Half of the world’s youth population is subject to anxiety or depression-causing circumstances and more than a third are uncertain of their future career prospects due to the Covid-19 pandemic, according to a survey by the International Labour Organization (ILO).
- The ILO’s ‘Youth and Covid-19: impacts on jobs, education, rights and mental well-being’ survey found that if urgent action is not taken, youths are at the risk of suffering severe and long-lasting adverse impacts from the pandemic.
- The ILO survey aimed to capture the immediate effects of the pandemic on the lives of youths (aged 18 to 29 years) with regard to employment, education, mental health, rights and social activism.

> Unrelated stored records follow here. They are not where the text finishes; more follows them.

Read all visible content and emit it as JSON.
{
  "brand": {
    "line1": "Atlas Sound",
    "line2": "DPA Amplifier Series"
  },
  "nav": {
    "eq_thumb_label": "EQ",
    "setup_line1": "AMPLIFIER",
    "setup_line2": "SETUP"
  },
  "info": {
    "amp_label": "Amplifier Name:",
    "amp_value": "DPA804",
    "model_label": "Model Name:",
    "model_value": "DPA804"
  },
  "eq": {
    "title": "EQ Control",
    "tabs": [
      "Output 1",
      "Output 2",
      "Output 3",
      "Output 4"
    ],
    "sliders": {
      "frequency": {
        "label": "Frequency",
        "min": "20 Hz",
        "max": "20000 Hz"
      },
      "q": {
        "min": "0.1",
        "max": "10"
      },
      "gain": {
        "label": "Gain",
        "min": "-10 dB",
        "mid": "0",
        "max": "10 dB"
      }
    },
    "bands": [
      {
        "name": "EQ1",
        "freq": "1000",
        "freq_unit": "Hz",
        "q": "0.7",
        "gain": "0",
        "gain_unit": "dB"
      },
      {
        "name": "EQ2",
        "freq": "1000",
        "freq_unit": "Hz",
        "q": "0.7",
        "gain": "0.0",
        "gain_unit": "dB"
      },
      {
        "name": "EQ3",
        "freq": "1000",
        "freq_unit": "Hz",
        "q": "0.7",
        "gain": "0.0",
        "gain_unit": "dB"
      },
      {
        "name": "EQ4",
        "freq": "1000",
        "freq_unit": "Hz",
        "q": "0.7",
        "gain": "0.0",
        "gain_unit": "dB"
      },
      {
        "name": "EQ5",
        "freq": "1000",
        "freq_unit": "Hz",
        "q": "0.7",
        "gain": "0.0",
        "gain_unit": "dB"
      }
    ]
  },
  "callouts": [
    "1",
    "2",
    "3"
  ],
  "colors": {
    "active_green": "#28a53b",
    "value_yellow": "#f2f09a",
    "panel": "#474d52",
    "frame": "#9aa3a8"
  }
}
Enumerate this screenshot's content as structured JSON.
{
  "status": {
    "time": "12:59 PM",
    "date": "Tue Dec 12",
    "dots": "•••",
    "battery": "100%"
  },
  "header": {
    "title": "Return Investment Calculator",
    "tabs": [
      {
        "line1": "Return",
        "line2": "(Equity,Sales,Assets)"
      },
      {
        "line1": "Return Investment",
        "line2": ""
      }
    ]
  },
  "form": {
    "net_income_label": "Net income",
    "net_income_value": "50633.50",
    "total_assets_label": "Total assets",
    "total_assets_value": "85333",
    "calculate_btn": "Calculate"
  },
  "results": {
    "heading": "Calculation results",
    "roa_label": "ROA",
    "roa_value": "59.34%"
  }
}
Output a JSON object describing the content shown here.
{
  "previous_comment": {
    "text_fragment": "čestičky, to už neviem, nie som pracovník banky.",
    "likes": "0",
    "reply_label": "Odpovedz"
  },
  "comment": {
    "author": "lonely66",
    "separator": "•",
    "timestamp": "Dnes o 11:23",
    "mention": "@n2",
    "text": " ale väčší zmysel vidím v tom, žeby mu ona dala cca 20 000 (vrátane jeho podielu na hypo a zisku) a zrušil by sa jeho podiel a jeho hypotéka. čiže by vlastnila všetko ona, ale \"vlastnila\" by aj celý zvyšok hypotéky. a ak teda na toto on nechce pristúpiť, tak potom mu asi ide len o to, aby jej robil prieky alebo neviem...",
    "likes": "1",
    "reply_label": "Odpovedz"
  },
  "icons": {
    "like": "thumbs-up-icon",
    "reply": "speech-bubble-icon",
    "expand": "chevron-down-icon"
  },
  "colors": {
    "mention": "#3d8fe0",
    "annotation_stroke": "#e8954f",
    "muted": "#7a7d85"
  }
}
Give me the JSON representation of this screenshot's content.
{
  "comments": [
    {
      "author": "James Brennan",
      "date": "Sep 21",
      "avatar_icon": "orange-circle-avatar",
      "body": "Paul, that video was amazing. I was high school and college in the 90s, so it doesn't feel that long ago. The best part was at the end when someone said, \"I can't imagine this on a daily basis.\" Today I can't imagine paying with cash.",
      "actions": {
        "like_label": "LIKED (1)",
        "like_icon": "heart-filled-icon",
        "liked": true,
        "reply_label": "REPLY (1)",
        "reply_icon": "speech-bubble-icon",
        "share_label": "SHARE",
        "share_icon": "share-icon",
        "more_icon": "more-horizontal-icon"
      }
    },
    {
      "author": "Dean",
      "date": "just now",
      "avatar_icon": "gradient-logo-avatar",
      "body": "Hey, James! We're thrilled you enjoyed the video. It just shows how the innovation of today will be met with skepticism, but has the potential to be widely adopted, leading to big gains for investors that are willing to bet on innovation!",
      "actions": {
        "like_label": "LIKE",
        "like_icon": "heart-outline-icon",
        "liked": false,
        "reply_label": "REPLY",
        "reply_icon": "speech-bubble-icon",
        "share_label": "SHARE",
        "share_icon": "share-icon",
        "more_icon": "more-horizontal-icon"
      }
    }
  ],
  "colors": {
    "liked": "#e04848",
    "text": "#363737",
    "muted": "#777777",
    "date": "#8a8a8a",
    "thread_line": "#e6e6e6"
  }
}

- The survey found that one in two (i.e., 50 per cent) young people across the world are possibly subject to anxiety or depression, while 17 per cent are probably affected by it.
- Severe disruption to learning and working, compounded by the health crisis, has seen a deterioration in young people’s mental well-being.
- Mental well-being is lowest for young women and younger youths between the ages of 18 and 24 years
- Young people whose education or work was either disrupted or had stopped completely were almost twice as likely to be affected by anxiety or depression as compared to those who continued to be employed or whose education was not affected.
- According to the report, 38 per cent of young people are uncertain of their future career prospects, with the Covid-19 crisis expected to create more obstacles in the labour market and to lengthen the transition from school to work.
- The ILO survey said some youths have already felt the direct impact of the pandemic, with one in six youths having to stop work since the virus outbreak.
- The report said 73 per cent of the young people, who were either studying or combining study and work before the onset of the crisis, experienced school closures though all of them were not able to transition into online and distance learning.
- The coronavirus has left one in eight young people (13 per cent) without any access to courses, teaching or training — a situation particularly acute among the youth in low-income countries and one that serves to underline the sharp digital divide that exists between regions.
- According to the survey, a quarter of the young people have done some kind of volunteer work during the pandemic.